Лиззи допила «Гук» и бросила соломинку на брусчатку.
– Я тебя люблю, – сообщила она, достав помаду.
– Как, опять? Спасибо, дорогая. Хочешь сушку? – спросил я. Между нами самое что ни на есть взаимопонимание! Приятно уху и глазу. Может, нам и правда пожениться?..
Тут из подъезда управления полиции вышло десять молодых людей в одинаковых серых пиджаках и с гвоздичками в петлицах, а за ними – Джилли. Подъехал двухэтажный автобус и наша теплая компания отбыла по Патрикову душу.
Поплутав немного по кривым и многолюдным улицам Чайна-тауна, мы наконец остановились. Молодые люди в пиджаках щелкнули затворами, проверили передатчики и по одному стали покидать автобус. Они быстро смешались с пестрой толпой, исчезли с глаз долой, и нам с Джилли и Лиззи оставалось лишь слушать равнодушное шуршание рации.

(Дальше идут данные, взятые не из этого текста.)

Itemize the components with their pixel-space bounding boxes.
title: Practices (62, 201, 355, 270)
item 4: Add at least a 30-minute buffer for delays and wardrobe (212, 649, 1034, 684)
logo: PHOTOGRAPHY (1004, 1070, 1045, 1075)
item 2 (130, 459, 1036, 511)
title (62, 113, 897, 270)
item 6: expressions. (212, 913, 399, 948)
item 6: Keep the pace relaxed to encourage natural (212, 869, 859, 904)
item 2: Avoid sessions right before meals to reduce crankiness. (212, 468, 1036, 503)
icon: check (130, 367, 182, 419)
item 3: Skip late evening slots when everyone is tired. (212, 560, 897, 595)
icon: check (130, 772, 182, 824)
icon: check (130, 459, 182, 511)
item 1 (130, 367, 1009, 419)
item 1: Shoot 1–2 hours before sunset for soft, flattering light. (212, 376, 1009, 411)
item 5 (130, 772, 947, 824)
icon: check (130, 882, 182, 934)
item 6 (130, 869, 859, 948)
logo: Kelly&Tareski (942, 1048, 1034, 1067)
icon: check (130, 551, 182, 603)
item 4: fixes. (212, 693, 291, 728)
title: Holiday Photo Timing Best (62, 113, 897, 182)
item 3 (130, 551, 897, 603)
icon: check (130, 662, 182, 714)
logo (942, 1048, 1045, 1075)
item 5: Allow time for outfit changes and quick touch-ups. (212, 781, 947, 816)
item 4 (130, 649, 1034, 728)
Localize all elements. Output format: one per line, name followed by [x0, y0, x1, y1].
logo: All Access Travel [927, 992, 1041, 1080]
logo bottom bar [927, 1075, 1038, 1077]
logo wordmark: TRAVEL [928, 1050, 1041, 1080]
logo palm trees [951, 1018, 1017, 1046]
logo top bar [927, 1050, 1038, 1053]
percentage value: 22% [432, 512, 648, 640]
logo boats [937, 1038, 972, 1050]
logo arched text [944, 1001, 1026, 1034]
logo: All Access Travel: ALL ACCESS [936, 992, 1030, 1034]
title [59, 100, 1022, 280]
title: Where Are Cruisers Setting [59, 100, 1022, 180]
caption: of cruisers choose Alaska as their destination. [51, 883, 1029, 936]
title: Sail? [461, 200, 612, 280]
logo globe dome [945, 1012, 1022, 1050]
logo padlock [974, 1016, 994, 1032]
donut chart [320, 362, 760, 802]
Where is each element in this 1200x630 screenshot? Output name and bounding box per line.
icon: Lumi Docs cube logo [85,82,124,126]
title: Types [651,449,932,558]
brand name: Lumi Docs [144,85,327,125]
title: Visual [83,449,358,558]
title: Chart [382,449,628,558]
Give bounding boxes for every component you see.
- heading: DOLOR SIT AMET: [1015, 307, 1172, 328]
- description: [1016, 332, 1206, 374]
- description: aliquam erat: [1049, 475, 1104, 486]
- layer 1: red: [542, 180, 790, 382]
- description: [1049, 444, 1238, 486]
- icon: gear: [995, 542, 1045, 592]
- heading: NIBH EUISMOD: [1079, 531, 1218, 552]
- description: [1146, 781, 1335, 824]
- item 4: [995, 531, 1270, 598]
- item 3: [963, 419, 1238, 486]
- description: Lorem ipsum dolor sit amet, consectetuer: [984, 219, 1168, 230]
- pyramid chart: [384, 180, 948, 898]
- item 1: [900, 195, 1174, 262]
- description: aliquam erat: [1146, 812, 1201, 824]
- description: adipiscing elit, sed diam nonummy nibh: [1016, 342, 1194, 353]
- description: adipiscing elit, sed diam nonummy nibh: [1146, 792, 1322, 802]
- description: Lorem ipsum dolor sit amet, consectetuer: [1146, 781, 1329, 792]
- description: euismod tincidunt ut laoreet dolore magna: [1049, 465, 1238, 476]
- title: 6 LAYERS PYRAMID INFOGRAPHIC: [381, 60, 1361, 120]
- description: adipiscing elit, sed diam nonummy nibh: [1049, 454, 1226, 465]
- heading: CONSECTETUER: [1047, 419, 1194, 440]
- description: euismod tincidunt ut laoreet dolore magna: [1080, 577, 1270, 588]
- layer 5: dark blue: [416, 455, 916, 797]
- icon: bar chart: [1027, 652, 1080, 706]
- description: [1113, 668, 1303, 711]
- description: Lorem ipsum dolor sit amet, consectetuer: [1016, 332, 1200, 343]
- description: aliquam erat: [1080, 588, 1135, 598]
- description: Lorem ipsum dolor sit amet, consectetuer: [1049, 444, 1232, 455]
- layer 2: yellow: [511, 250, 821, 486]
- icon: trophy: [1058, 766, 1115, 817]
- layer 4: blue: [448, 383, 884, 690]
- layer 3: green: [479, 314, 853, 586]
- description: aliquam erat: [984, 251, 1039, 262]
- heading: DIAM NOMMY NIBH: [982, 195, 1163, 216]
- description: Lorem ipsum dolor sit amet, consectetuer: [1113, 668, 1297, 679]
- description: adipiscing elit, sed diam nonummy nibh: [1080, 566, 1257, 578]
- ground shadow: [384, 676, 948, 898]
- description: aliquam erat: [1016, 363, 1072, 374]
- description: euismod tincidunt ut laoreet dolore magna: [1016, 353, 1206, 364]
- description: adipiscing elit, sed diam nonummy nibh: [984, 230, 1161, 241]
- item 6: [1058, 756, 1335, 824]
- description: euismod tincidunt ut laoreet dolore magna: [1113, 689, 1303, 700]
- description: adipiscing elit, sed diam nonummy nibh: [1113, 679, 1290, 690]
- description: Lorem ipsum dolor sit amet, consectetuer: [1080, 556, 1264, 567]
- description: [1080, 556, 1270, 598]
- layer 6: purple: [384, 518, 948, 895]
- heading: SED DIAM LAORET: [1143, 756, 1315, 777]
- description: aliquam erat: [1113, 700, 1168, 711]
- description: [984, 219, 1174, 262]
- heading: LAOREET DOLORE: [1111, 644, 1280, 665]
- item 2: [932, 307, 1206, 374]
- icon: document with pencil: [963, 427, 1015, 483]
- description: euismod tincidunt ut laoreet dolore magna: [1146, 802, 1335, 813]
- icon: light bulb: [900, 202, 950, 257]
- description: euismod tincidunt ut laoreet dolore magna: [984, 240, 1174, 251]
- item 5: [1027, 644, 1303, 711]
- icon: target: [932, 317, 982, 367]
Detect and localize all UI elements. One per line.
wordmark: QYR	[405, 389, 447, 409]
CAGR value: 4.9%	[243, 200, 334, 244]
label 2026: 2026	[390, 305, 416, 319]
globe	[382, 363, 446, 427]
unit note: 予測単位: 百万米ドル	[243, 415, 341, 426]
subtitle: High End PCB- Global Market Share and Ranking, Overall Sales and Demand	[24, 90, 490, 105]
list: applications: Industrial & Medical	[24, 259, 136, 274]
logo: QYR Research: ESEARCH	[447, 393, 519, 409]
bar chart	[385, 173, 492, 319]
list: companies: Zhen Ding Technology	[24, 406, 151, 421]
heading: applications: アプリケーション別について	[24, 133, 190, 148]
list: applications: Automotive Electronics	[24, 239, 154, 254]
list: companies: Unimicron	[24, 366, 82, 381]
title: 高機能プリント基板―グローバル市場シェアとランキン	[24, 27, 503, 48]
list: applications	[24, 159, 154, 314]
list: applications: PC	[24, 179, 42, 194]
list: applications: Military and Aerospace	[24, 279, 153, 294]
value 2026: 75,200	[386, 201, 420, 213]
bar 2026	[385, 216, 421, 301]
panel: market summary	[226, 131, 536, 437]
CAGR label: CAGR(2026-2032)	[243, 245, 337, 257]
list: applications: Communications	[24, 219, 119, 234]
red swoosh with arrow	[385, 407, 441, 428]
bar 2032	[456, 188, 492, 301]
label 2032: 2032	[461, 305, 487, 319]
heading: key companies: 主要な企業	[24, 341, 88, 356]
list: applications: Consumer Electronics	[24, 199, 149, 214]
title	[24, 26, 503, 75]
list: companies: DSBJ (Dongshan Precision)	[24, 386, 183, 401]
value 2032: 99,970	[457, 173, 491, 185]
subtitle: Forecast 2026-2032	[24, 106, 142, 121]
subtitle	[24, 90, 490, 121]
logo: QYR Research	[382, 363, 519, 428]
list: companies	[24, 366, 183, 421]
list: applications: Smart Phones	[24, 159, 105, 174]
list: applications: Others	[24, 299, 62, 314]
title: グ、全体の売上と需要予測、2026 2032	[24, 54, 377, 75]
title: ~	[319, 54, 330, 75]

А за углом, на Даун-авеню, царило буйное веселье. Там кипел рынок. Масса черных голов. Масса белых зубов. Масса иероглифических надписей: вывески, афиши, картонки, просто бумажки с цифрами. Фонарики, крики, реклама через мегафон. Торгуются китайцы от души и очень громко: шум, гам, тарарам. И кругом – лавки, лавки, лавки, лотки, лоточки, рогожки, на которых что-то разложено. Каждый делает маленький, но свой бизнес. Двухэтажные дома: в первом этаже – лавка, чайная, биллиардная и черт его знает, что еще; во втором этаже – приватная жизнь хозяев и все такое. Посреди этого великолепия высится кабак «У гиппопотама»: здание каменное, основательное, европейской конструкции, хотя крыша и с загнутыми краями. Похоже на ворота Цяньмэнь в Ханбалыке, ну разве – слегка пониже. Капитальный кабак, одним словом. Приятно, должно быть, в него зайти и спросить свежего циндаоского пива. Непременно чтоб с раками.